POLITIQUE

Amnistie internationale poursuit activement sa campagne pour libérer Raïf Badawi

26/03/2016 03:41 EDT | Actualisé 26/03/2016 03:42 EDT
TOBIAS SCHWARZ via Getty Images
An Amnesty International activist holds a picture of Saudi blogger Raif Badawi during a protest against his flogging punishment on January 29, 2015 in front of Saudi Arabia's embassy to Germany in Berlin. The 30-year-old Saudi has been sentenced to 1,000 lashes for insulting Islam and is serving a 10-year jail term - a case which has drawn widespread international criticism. AFP PHOTO / TOBIAS SCHWARZ (Photo credit should read TOBIAS SCHWARZ/AFP/Getty Images)

Même si les médias n'en parlent que peu ces temps-ci, Raïf Badawi est toujours en prison et Amnistie internationale poursuit sa campagne activement pour libérer le blogueur saoudien dont la famille est réfugiée à Sherbrooke.
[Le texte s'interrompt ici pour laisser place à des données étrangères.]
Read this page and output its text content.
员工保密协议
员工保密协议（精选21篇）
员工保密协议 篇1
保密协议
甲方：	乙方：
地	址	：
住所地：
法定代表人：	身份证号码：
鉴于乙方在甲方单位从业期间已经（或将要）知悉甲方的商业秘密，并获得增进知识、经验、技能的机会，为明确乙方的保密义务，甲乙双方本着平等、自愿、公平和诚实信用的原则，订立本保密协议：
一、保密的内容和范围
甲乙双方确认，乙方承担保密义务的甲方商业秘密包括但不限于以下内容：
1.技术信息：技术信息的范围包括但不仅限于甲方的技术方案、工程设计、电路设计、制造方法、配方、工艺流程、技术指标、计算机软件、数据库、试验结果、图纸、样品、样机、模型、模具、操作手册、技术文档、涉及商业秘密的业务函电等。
La directrice générale de la section francophone d'Amnistie internationale Canada Béatrice Vaugrante a indiqué que, a priori, M. Badawi n'avait pas reçu de coups de fouets dernièrement, mais que son "statut était maintenu" _ son organisation n'a pas pu confirmer l'information du secrétaire d'État suisse aux Affaires étrangères, Yves Rossier, qui avait dit au mois de novembre qu'une "procédure de grâce" avait été lancée concernant M. Badawi.

Raïf Badawi a été condamné à dix ans de prison et à 1000 coups de fouets pour avoir critiqué des dirigeants religieux saoudiens. Il avait reçu ses 50 premiers coups de fouets, mais les séances ont successivement été interrompues pour des raisons de santé. En juin prochain, il en sera à sa quatrième année derrière les barreaux.
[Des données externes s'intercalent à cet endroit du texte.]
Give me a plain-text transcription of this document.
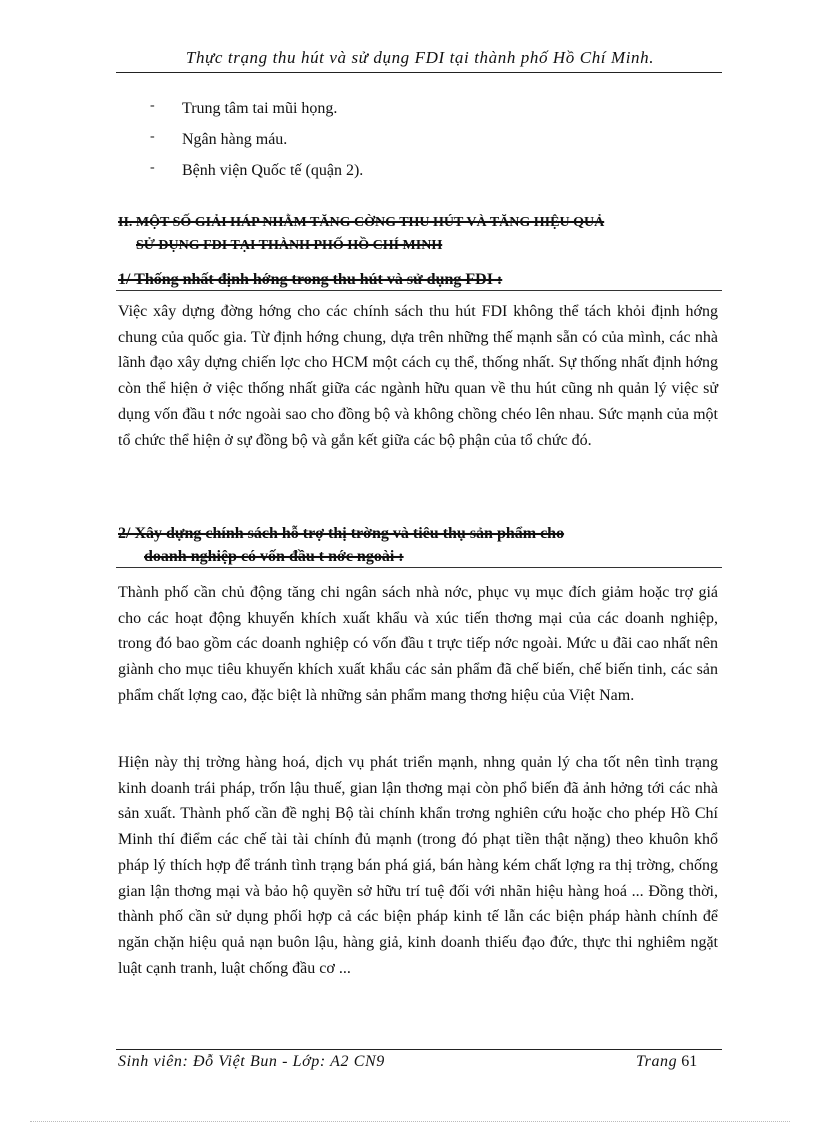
Thực trạng thu hút và sử dụng FDI tại thành phố Hồ Chí Minh.
-	Trung tâm tai mũi họng.
-	Ngân hàng máu.
-	Bệnh viện Quốc tế (quận 2).
II. MỘT SỐ GIẢI HÁP NHẰM TĂNG CỜNG THU HÚT VÀ TĂNG HIỆU QUẢ
SỬ DỤNG FDI TẠI THÀNH PHỐ HỒ CHÍ MINH
1/ Thống nhất định hớng trong thu hút và sử dụng FDI :

Việc xây dựng đờng hớng cho các chính sách thu hút FDI không thể tách khỏi định hớng chung của quốc gia. Từ định hớng chung, dựa trên những thế mạnh sẵn có của mình, các nhà lãnh đạo xây dựng chiến lợc cho HCM một cách cụ thể, thống nhất. Sự thống nhất định hớng còn thể hiện ở việc thống nhất giữa các ngành hữu quan về thu hút cũng nh quản lý việc sử dụng vốn đầu t nớc ngoài sao cho đồng bộ và không chồng chéo lên nhau. Sức mạnh của một tổ chức thể hiện ở sự đồng bộ và gắn kết giữa các bộ phận của tổ chức đó.

2/ Xây dựng chính sách hỗ trợ thị trờng và tiêu thụ sản phẩm cho
doanh nghiệp có vốn đầu t nớc ngoài :

Thành phố cần chủ động tăng chi ngân sách nhà nớc, phục vụ mục đích giảm hoặc trợ giá cho các hoạt động khuyến khích xuất khẩu và xúc tiến thơng mại của các doanh nghiệp, trong đó bao gồm các doanh nghiệp có vốn đầu t trực tiếp nớc ngoài. Mức u đãi cao nhất nên giành cho mục tiêu khuyến khích xuất khẩu các sản phẩm đã chế biến, chế biến tinh, các sản phẩm chất lợng cao, đặc biệt là những sản phẩm mang thơng hiệu của Việt Nam.

Hiện này thị trờng hàng hoá, dịch vụ phát triển mạnh, nhng quản lý cha tốt nên tình trạng kinh doanh trái pháp, trốn lậu thuế, gian lận thơng mại còn phổ biến đã ảnh hởng tới các nhà sản xuất. Thành phố cần đề nghị Bộ tài chính khẩn trơng nghiên cứu hoặc cho phép Hồ Chí Minh thí điểm các chế tài tài chính đủ mạnh (trong đó phạt tiền thật nặng) theo khuôn khổ pháp lý thích hợp để tránh tình trạng bán phá giá, bán hàng kém chất lợng ra thị trờng, chống gian lận thơng mại và bảo hộ quyền sở hữu trí tuệ đối với nhãn hiệu hàng hoá ... Đồng thời, thành phố cần sử dụng phối hợp cả các biện pháp kinh tế lẫn các biện pháp hành chính để ngăn chặn hiệu quả nạn buôn lậu, hàng giả, kinh doanh thiếu đạo đức, thực thi nghiêm ngặt luật cạnh tranh, luật chống đầu cơ ...

Sinh viên: Đỗ Việt Bun - Lớp: A2 CN9	Trang 61
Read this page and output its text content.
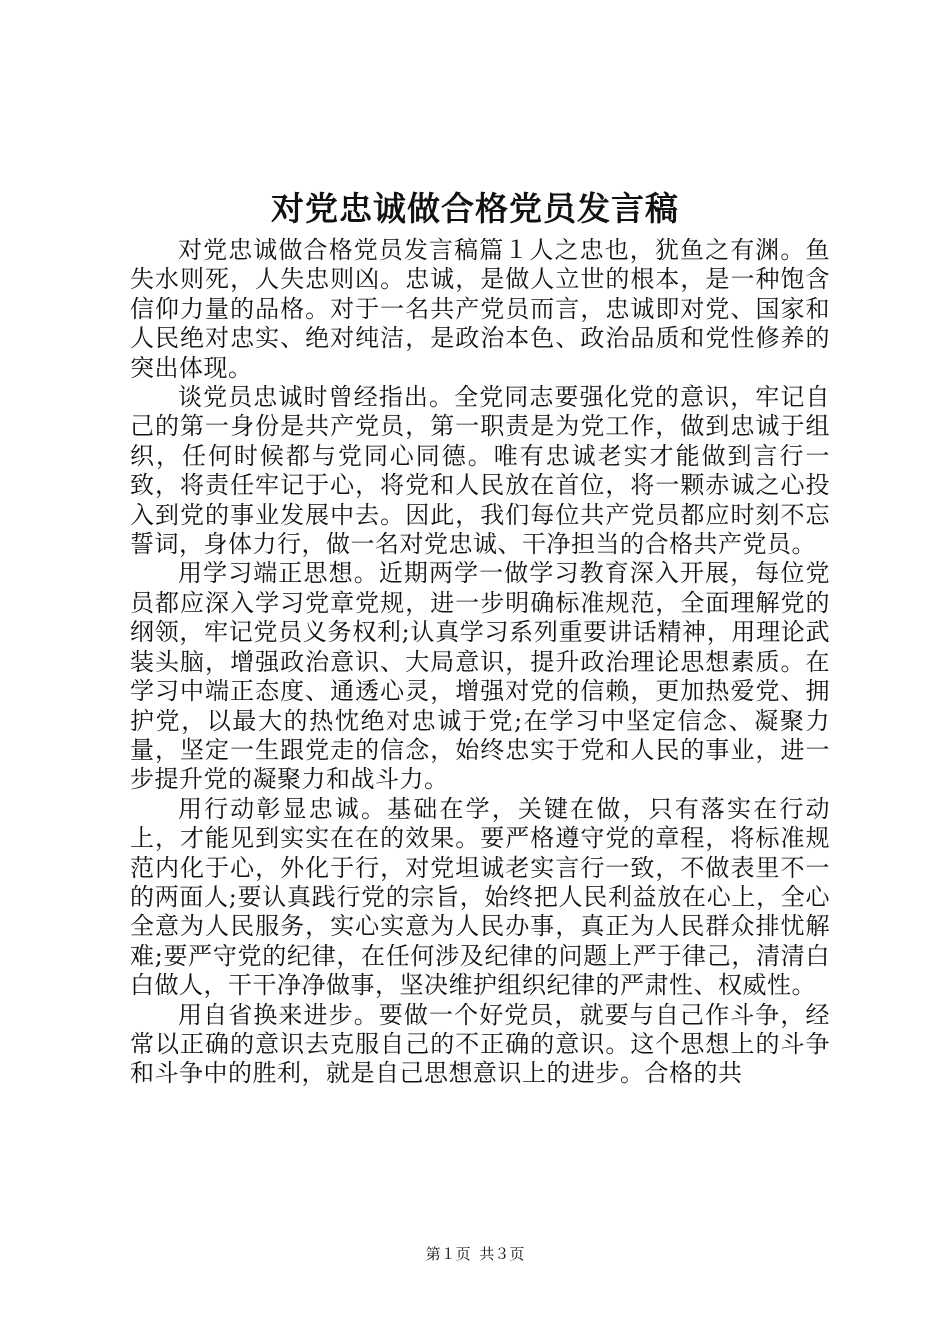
对党忠诚做合格党员发言稿

对党忠诚做合格党员发言稿篇１人之忠也，犹鱼之有渊。鱼失水则死，人失忠则凶。忠诚，是做人立世的根本，是一种饱含信仰力量的品格。对于一名共产党员而言，忠诚即对党、国家和人民绝对忠实、绝对纯洁，是政治本色、政治品质和党性修养的突出体现。

谈党员忠诚时曾经指出。全党同志要强化党的意识，牢记自己的第一身份是共产党员，第一职责是为党工作，做到忠诚于组织，任何时候都与党同心同德。唯有忠诚老实才能做到言行一致，将责任牢记于心，将党和人民放在首位，将一颗赤诚之心投入到党的事业发展中去。因此，我们每位共产党员都应时刻不忘誓词，身体力行，做一名对党忠诚、干净担当的合格共产党员。

用学习端正思想。近期两学一做学习教育深入开展，每位党员都应深入学习党章党规，进一步明确标准规范，全面理解党的纲领，牢记党员义务权利;认真学习系列重要讲话精神，用理论武装头脑，增强政治意识、大局意识，提升政治理论思想素质。在学习中端正态度、通透心灵，增强对党的信赖，更加热爱党、拥护党，以最大的热忱绝对忠诚于党;在学习中坚定信念、凝聚力量，坚定一生跟党走的信念，始终忠实于党和人民的事业，进一步提升党的凝聚力和战斗力。

用行动彰显忠诚。基础在学，关键在做，只有落实在行动上，才能见到实实在在的效果。要严格遵守党的章程，将标准规范内化于心，外化于行，对党坦诚老实言行一致，不做表里不一的两面人;要认真践行党的宗旨，始终把人民利益放在心上，全心全意为人民服务，实心实意为人民办事，真正为人民群众排忧解难;要严守党的纪律，在任何涉及纪律的问题上严于律己，清清白白做人，干干净净做事，坚决维护组织纪律的严肃性、权威性。

用自省换来进步。要做一个好党员，就要与自己作斗争，经常以正确的意识去克服自己的不正确的意识。这个思想上的斗争和斗争中的胜利，就是自己思想意识上的进步。合格的共

第１页 共３页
Depuis l'élection du gouvernement libéral à Ottawa, Mme Vaugrante a pu rencontrer trois fois le ministre des Affaires étrangères, Stéphane Dion, et il a beaucoup été question du cas de M. Badawi. Le ministre aurait alors assuré qu'il "soulevait ce dossier à chaque occasion" auprès des autorités saoudiennes, mais Amnistie souhaiterait que le gouvernement "amplifie la pression" et surtout, que le premier ministre Justin Trudeau s'implique personnellement.
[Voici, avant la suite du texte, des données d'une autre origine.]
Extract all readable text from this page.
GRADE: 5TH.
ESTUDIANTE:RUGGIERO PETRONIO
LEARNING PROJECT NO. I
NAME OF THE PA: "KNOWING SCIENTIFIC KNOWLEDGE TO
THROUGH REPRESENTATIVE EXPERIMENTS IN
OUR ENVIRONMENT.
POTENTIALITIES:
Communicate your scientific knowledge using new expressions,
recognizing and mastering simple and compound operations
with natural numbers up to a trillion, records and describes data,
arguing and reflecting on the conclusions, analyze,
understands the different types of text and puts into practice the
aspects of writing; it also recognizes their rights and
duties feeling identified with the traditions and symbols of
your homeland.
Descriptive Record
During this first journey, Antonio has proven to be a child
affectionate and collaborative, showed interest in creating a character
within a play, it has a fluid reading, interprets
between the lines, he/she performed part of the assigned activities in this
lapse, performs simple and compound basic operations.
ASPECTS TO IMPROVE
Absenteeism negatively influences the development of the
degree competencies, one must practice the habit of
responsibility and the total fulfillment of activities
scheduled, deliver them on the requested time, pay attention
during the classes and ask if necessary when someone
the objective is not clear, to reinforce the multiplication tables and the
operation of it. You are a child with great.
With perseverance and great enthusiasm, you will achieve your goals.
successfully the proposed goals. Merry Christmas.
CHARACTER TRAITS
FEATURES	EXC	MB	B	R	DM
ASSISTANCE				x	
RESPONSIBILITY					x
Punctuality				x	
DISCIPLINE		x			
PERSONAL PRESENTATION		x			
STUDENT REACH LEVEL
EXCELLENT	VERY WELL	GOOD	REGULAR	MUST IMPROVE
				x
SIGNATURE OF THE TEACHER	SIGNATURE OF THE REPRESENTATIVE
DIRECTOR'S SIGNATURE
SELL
En entrevue avec La Presse Canadienne au mois de décembre, M. Trudeau avait affirmé qu'il ne prévoyait pas "dans l'immédiat" prendre le dossier entre ses mains.

Mme Vaugrante reconnaît toutefois que les libéraux ont su "ouvrir les canaux de communications" avec son organisation, ce qui n'était pas le cas avec le gouvernement conservateur de Stephen Harper.